Au début d’octobre, l’Eglise catholique d’Irlande elle-même avait reconnu que le texte était « largement obsolète » et que de telles lois avaient été utilisées « pour justifier la violence et l’oppression contre des minorités dans d’autres parties du monde ». Quant à l’Eglise d’Irlande (anglicane), elle a estimé que « la liberté religieuse est un droit humain fondamental mais que la liberté d’expression (avec des limites) en est aussi un ».
Amnesty international et le Conseil irlandais pour les droits civiques, principale association de défense des droits de l’homme du pays avaient conjointement appelé à voter en faveur de l’abrogation. « La liberté d’expression se trouve au cœur de notre démocratie, et elle inclut le droit aux discours qui mettent en cause, voire ridiculisent les idées ou les institutions », estimaient les deux organisations dans un appel commun.
Dans un article publié par le Irish Times, Roman McCrea, professeur de droit constitutionnel à University College London, insistait sur le fait que le maintien d’une telle disposition non appliquée dans une législation européenne donnait prise aux accusations d’hypocrisie de la part des musulmans. « Il est important, écrit-il, que les Etats signifient clairement aux nouveaux arrivants, dont beaucoup viennent de pays où critiquer la religion n’est pas permis, ce à quoi ils peuvent s’attendre. » 
Une autre disposition très datée de la Constitution, dont l’abrogation devait être mise aux voix le même jour, ne l’a finalement pas été.

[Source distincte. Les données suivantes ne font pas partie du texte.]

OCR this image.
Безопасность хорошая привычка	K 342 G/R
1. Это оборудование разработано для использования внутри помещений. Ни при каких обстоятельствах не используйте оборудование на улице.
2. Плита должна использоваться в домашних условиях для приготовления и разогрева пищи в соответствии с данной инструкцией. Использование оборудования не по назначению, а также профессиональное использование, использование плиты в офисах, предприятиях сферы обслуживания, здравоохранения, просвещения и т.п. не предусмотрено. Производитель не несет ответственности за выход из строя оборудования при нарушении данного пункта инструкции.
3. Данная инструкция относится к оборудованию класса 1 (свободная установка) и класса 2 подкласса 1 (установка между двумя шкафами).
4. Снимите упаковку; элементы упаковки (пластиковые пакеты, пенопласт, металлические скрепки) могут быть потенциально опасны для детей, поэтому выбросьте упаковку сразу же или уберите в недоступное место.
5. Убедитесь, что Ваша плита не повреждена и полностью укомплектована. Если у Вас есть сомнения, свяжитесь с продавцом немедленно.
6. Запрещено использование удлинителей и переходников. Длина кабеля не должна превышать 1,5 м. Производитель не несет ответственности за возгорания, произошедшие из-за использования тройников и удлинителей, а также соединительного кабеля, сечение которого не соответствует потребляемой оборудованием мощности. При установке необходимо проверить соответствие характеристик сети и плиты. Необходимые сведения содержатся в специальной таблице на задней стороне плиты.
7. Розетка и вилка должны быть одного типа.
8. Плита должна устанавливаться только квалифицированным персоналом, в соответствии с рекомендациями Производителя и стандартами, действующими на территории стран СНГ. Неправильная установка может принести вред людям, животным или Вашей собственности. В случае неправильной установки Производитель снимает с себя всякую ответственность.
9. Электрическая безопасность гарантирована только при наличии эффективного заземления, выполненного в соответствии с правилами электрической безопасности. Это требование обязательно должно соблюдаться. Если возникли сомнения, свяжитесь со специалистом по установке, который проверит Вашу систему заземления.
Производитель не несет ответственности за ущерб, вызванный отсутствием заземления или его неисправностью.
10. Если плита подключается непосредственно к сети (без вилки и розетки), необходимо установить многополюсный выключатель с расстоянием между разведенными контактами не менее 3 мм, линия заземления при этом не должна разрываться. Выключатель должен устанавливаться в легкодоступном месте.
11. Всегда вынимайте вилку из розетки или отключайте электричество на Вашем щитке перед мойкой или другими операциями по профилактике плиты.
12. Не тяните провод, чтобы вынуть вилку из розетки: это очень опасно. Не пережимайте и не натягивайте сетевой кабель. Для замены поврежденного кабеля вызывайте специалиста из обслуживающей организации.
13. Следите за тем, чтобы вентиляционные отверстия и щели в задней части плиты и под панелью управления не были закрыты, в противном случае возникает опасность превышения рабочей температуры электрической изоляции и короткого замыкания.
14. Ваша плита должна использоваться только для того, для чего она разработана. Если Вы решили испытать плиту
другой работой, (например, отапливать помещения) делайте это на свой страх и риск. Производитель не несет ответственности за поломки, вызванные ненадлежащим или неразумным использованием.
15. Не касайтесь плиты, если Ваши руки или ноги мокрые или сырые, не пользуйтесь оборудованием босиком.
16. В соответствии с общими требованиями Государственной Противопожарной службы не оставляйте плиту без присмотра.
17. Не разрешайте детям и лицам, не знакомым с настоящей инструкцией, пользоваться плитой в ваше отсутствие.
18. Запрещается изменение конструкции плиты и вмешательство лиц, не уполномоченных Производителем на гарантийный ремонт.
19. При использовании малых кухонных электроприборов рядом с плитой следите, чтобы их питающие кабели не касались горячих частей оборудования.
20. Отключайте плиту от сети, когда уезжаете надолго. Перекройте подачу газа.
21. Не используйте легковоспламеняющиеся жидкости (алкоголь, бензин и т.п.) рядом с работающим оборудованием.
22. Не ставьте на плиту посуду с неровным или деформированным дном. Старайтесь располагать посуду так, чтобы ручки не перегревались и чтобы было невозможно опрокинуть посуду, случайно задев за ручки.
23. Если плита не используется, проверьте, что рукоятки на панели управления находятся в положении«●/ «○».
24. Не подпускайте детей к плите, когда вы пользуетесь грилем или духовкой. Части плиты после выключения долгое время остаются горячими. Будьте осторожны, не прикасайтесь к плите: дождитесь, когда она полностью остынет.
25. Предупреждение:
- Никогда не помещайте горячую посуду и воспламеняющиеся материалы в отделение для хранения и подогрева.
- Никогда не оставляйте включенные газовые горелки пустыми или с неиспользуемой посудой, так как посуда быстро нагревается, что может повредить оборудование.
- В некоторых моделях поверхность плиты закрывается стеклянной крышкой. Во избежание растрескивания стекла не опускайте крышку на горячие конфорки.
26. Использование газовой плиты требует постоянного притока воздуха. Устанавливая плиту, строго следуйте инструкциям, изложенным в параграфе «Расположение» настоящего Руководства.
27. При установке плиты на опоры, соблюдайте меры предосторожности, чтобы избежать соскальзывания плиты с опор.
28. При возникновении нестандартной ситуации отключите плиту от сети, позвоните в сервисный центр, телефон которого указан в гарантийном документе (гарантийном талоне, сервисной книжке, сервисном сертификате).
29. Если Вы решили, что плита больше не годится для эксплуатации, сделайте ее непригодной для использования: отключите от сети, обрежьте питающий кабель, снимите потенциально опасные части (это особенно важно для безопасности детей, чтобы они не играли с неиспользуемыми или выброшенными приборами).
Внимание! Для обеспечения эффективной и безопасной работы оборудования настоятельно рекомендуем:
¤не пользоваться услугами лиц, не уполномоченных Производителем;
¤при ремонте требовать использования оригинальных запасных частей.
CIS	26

Elle dispose que « l’Etat reconnaît que la femme, par son travail domestique, apporte son soutien à l’Etat indispensable au bien commun ». Par conséquent, poursuit cet article, « l’Etat s’efforce de faire en sorte que les mères ne sont pas contraintes par nécessité économique de prendre un travail qui les conduit à négliger leurs tâches domestiques ». La réécriture de ce texte hautement contesté et son remplacement par une version non discriminatoire envers les femmes doivent être débattus ultérieurement par le Parlement irlandais.
Campagne « à la Trump »
Les Irlandais ont d’autre part réélu le poète et ancien ministre de la culture Michael D. Higgins, pour un deuxième et dernier mandat de sept ans à la présidence de la République, fonction purement honorifique. L’élection au suffrage universel, a été marquée par un faible taux de participation.
Ancien dirigeant du Labour irlandais, âgé de 77 ans, cette figure de la vie politique irlandaise était le deuxième président du pays après Eamon de Valera, en 1966, à briguer un deuxième septennat. Populaire, soutenu par le premier ministre Leo Varadkar et par trois des quatre grands partis irlandais (Fine Gael au pouvoir, Fianna Fàil et Labour), quasi assuré d’être réélu, M. Higgins a cependant été attaqué pour la gestion opaque des finances présidentielles et pour avoir utilisé l’avion gouvernemental pour se rendre à Belfast, à 165 km de Dublin, pour y prononcer un discours.

   


Il n’avait face à lui, outre un candidat du Sinn-Fein (nationaliste) et une indépendante, que trois riches hommes d’affaires. Peter Casey, Gavin Duffy et Sean Gallagher sont connus des téléspectateurs pour être apparus comme investisseurs dans l’émission « Dragon’s Den », où des entrepreneurs en herbe disposent de trois minutes pour convaincre des hommes d’affaires de les financer. Un symbole dans une Irlande dont l’économie est de nouveau florissante après que le pays a été mis à genou par la crise financière de 2008.
L’un de ces challengeurs, Peter Casey, s’est distingué par une campagne « à la Trump » au cours de laquelle il a critiqué la dépendance à l’égard des aides sociales notamment des Irlandais gens du voyage (« Irish travellers »). Vendredi soir, l’estimation « sortie des urnes » le créditait de 21 % des voix.
La prospérité du pays se trouve aujourd’hui menacée par le Brexit dont l’Irlande, dépendante du Royaume-Uni pour le niveau et la logistique de son commerce extérieur, pourrait être la première victime en cas de rétablissement de contrôles douaniers.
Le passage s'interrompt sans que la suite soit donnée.